The earliest form was the sliding gunter. The yard is connected to the mast by two "gunter irons". The top iron is attached to the yard just below where the single halyard turns over the sheave at the mast-head; the lower iron is at the lower end of the yard. This arrangement keeps the yard parallel to the mast and able to slide up and down as the sail is hoisted, lowered or reefed. The benefit of this is that the yard is under better control as sail is lowered (thereby avoiding a hazard to the crew). The disadvantage is that lowering sail is a two-stage process, as the yard has to be disconnected from the top gunter iron to get all the sail off the boat. There is also a risk of the gunter irons jamming. Some of these problems are resolved if the sail is boomless or loose-footed and can be taken in with brails.

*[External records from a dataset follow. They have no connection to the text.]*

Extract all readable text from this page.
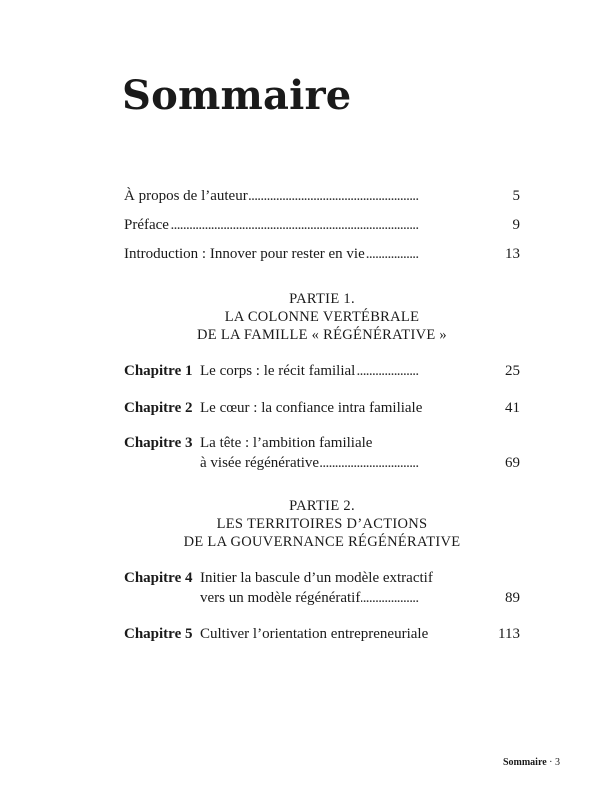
Sommaire
. . .
À propos de l’auteur	5
. . .
Préface	9
. . .
Introduction : Innover pour rester en vie	13
PARTIE 1.
LA COLONNE VERTÉBRALE
DE LA FAMILLE « RÉGÉNÉRATIVE »
. . .
Chapitre 1 Le corps : le récit familial	25
. . .
Chapitre 2 Le cœur : la confiance intra familiale	41
Chapitre 3 La tête : l’ambition familiale
. . .
à visée régénérative	69
PARTIE 2.
LES TERRITOIRES D’ACTIONS
DE LA GOUVERNANCE RÉGÉNÉRATIVE
Chapitre 4 Initier la bascule d’un modèle extractif
. . .
vers un modèle régénératif	89
. . .
Chapitre 5 Cultiver l’orientation entrepreneuriale	113
Sommaire · 3
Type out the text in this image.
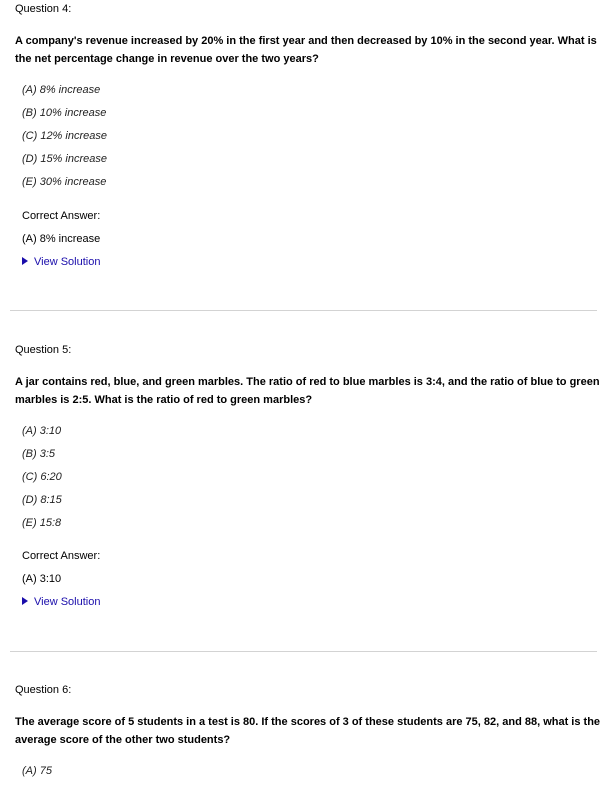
Question 4:
A company's revenue increased by 20% in the first year and then decreased by 10% in the second year. What is the net percentage change in revenue over the two years?
(A) 8% increase
(B) 10% increase
(C) 12% increase
(D) 15% increase
(E) 30% increase
Correct Answer:
(A) 8% increase
View Solution
Question 5:
A jar contains red, blue, and green marbles. The ratio of red to blue marbles is 3:4, and the ratio of blue to green marbles is 2:5. What is the ratio of red to green marbles?
(A) 3:10
(B) 3:5
(C) 6:20
(D) 8:15
(E) 15:8
Correct Answer:
(A) 3:10
View Solution
Question 6:
The average score of 5 students in a test is 80. If the scores of 3 of these students are 75, 82, and 88, what is the average score of the other two students?
(A) 75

A two halyard system does away with the gunter irons. The peak halyard goes to a wire span on the yard and holds the yard close to the mast. A throat halyard moves the yard up and down the mast. The lower end of the yard is usually attached to the mast with jaws and a parrel. This allows the rig to be put together with more readily available components. In use, the sail can be lowered completely quite quickly. Reefing is carried out by lowering away solely on the throat halyard. Unlike gaff rig, this two halyard system is easier for a single-hander, as only one halyard is used at a time.

A simpler and more minimalist arrangement is to have a single halyard that is tied to the yard at a mid-point.This attachment point has to be varied if the sail is reefed, so reefing can only be done by completely lowering the sail, moving position of the halyard and re-hoisting once the reef points are tied.